Le province autonome di Trento e di Bolzano hanno speso ogni anno risorse pari a oltre il quadruplo del valore nazionale (espresse in rapporto alla popolazione studentesca); in regioni quali Campania, la Sicilia e la Puglia la spesa annua è stata invece inferiore del 40 per cento rispetto al dato italiano.

Lo sottolinea lo studio Per chi suona la campan(ell)a?

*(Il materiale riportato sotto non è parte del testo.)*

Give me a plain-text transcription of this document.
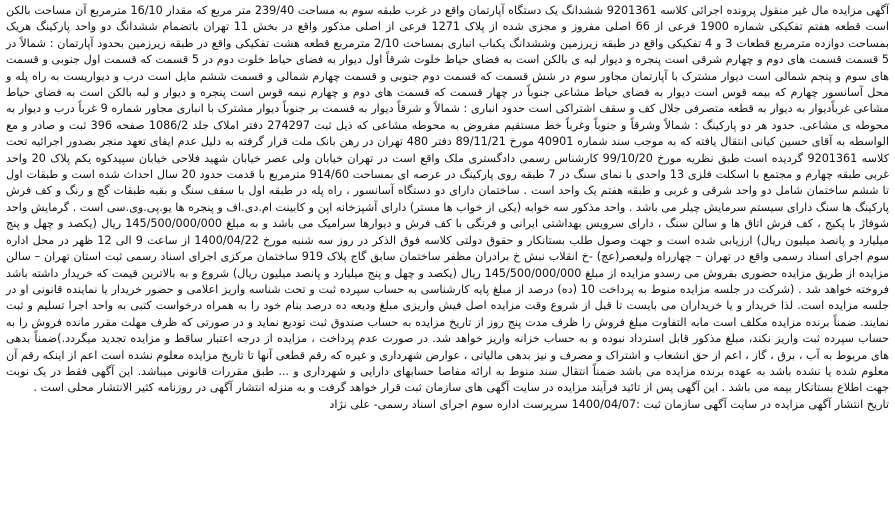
آگهی مزایده مال غیر منقول پرونده اجرائی کلاسه 9201361 ششدانگ یک دستگاه آپارتمان واقع در غرب طبقه سوم به مساحت 239/40 متر مربع که مقدار 16/10 مترمربع آن مساحت بالکن است قطعه هفتم تفکیکی شماره 1900 فرعی از 66 اصلی مفروز و مجزی شده از پلاک 1271 فرعی از اصلی مذکور واقع در بخش 11 تهران باتضمام ششدانگ دو واحد پارکینگ هریک بمساحت دوازده مترمربع قطعات 3 و 4 تفکیکی واقع در طبقه زیرزمین وششدانگ یکباب انباری بمساحت 2/10 مترمربع قطعه هشت تفکیکی واقع در طبقه زیرزمین بحدود آپارتمان : شمالاً در 5 قسمت قسمت های دوم و چهارم شرقی است پنجره و دیوار لبه ی بالکن است به فضای حیاط خلوت شرقاً اول دیوار به فضای حیاط خلوت دوم در 5 قسمت که قسمت اول جنوبی و قسمت های سوم و پنجم شمالی است دیوار مشترک با آپارتمان مجاور سوم در شش قسمت که قسمت دوم جنوبی و قسمت چهارم شمالی و قسمت ششم مایل است درب و دیواریست به راه پله و محل آسانسور چهارم که بیمه قوس است دیوار به فضای حیاط مشاعی جنوباً در چهار قسمت که قسمت های دوم و چهارم نیمه قوس است پنجره و دیوار و لبه بالکن است به فضای حیاط مشاعی غرباًدیوار به دیوار به قطعه متصرفی جلال کف و سقف اشتراکی است حدود انباری : شمالاً و شرقاً دیوار به قسمت بر جنوباً دیوار مشترک با انباری مجاور شماره 9 غرباً درب و دیوار به محوطه ی مشاعی. حدود هر دو پارکینگ : شمالاً وشرقاً و جنوباً وغرباً خط مستقیم مفروض به محوطه مشاعی که ذیل ثبت 274297 دفتر املاک جلد 1086/2 صفحه 396 ثبت و صادر و مع الواسطه به آقای حسین کیانی انتقال یافته که به موجب سند شماره 40901 مورخ 89/11/21 دفتر 480 تهران در رهن بانک ملت قرار گرفته به دلیل عدم ایفای تعهد منجر بصدور اجرائیه تحت کلاسه 9201361 گردیده است طبق نظریه مورخ 99/10/20 کارشناس رسمی دادگستری ملک واقع است در تهران خیابان ولی عصر خیابان شهید فلاحی خیابان سپیدکوه یکم پلاک 20 واحد غربی طبقه چهارم و مجتمع با اسکلت فلزی 13 واحدی با نمای سنگ در 7 طبقه روی پارکینگ در عرصه ای بمساحت 914/60 مترمربع با قدمت حدود 20 سال احداث شده است و طبقات اول تا ششم ساختمان شامل دو واحد شرقی و غربی و طبقه هفتم یک واحد است . ساختمان دارای دو دستگاه آسانسور ، راه پله در طبقه اول با سقف سنگ و بقیه طبقات گچ و رنگ و کف فرش پارکینگ ها سنگ دارای سیستم سرمایش چیلر می باشد . واحد مذکور سه خوابه (یکی از خواب ها مستر) دارای آشپزخانه اپن و کابینت ام.دی.اف و پنجره ها یو.پی.وی.سی است . گرمایش واحد شوفاژ با پکیج ، کف فرش اتاق ها و سالن سنگ ، دارای سرویس بهداشتی ایرانی و فرنگی با کف فرش و دیوارها سرامیک می باشد و به مبلغ 145/500/000/000 ریال (یکصد و چهل و پنج میلیارد و پانصد میلیون ریال) ارزیابی شده است و جهت وصول طلب بستانکار و حقوق دولتی کلاسه فوق الذکر در روز سه شنبه مورخ 1400/04/22 از ساعت 9 الی 12 ظهر در محل اداره سوم اجرای اسناد رسمی واقع در تهران – چهارراه ولیعصر(عج) -خ انقلاب نبش خ برادران مظفر ساختمان سابق گاج پلاک 919 ساختمان مرکزی اجرای اسناد رسمی ثبت استان تهران – سالن مزایده از طریق مزایده حضوری بفروش می رسدو مزایده از مبلغ 145/500/000/000 ریال (یکصد و چهل و پنج میلیارد و پانصد میلیون ریال) شروع و به بالاترین قیمت که خریدار داشته باشد فروخته خواهد شد . (شرکت در جلسه مزایده منوط به پرداخت 10 (ده) درصد از مبلغ پایه کارشناسی به حساب سپرده ثبت و تحت شناسه واریز اعلامی و حضور خریدار یا نماینده قانونی او در جلسه مزایده است. لذا خریدار و یا خریداران می بایست تا قبل از شروع وقت مزایده اصل فیش واریزی مبلغ ودیعه ده درصد بنام خود را به همراه درخواست کتبی به واحد اجرا تسلیم و ثبت نمایند. ضمناً برنده مزایده مکلف است مابه التفاوت مبلغ فروش را ظرف مدت پنج روز از تاریخ مزایده به حساب صندوق ثبت تودیع نماید و در صورتی که ظرف مهلت مقرر مانده فروش را به حساب سپرده ثبت واریز نکند، مبلغ مذکور قابل استرداد نبوده و به حساب خزانه واریز خواهد شد. در صورت عدم پرداخت ، مزایده از درجه اعتبار ساقط و مزایده تجدید میگردد.)ضمناً بدهی های مربوط به آب ، برق ، گاز ، اعم از حق انشعاب و اشتراک و مصرف و نیز بدهی مالیاتی ، عوارض شهرداری و غیره که رقم قطعی آنها تا تاریخ مزایده معلوم نشده است اعم از اینکه رقم آن معلوم شده یا نشده باشد به عهده برنده مزایده می باشد ضمناً انتقال سند منوط به ارائه مفاصا حسابهای دارایی و شهرداری و ... طبق مقررات قانونی میباشد. این آگهی فقط در یک نوبت جهت اطلاع بستانکار بیمه می باشد . این آگهی پس از تائید فرآیند مزایده در سایت آگهی های سازمان ثبت قرار خواهد گرفت و به منزله انتشار آگهی در روزنامه کثیر الانتشار محلی است .

تاریخ انتشار آگهی مزایده در سایت آگهی سازمان ثبت :1400/04/07 سرپرست اداره سوم اجرای اسناد رسمی- علی نژاد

La dotazione di infrastrutture scolastiche in Italia di Banca d’Italia (a cura di Mauro Bucci, Luigi Gazzano, Elena Gennari, Adele Grompone, Giorgio Ivaldi, Giovanna Messina e Giacomo Ziglio).

Sotto il profilo dei soggetti erogatori, la quota di risorse spese dal livello di governo centrale tende comunque ad essere più elevata nel Lazio e nelle regioni meridionali. 

Il punto è che lo stesso occasional paper evidenzia che un’analisi più dettagliata sugli aspetti di natura finanziaria è ostacolata dall’assenza di informazioni a livello micro sulle risorse disponibili per l’edilizia scolastica, considerata la pluralità delle fonti di finanziamento e dei livelli di governo coinvolti. 

Mappare i gap infrastrutturali

Secondo i ricercatori di Banca d’Italia, i dati più recenti sui finanziamenti finora effettivamente assegnati agli enti territoriali mostrano un parziale disallineamento rispetto ai fabbisogni locali, su cui hanno inciso aspetti di una governance molto complessa in materia di edilizia scolastica come anche la scelta di allocare i finanziamenti con procedure competitive basate sulla partecipazione a bandi. 

L’azione di riequilibrio delle misure previste nel Pnrr potrebbe essere agevolata da una mappatura granulare e ad ampio spettro dei gap infrastrutturali.

In altre parole, sapere chiaramente chi ha bisogno di cosa ed entro quando, per non perdere l’occasione di disperdere le uniche risorse attualmente disponibili per rimodernare la scuola italiana.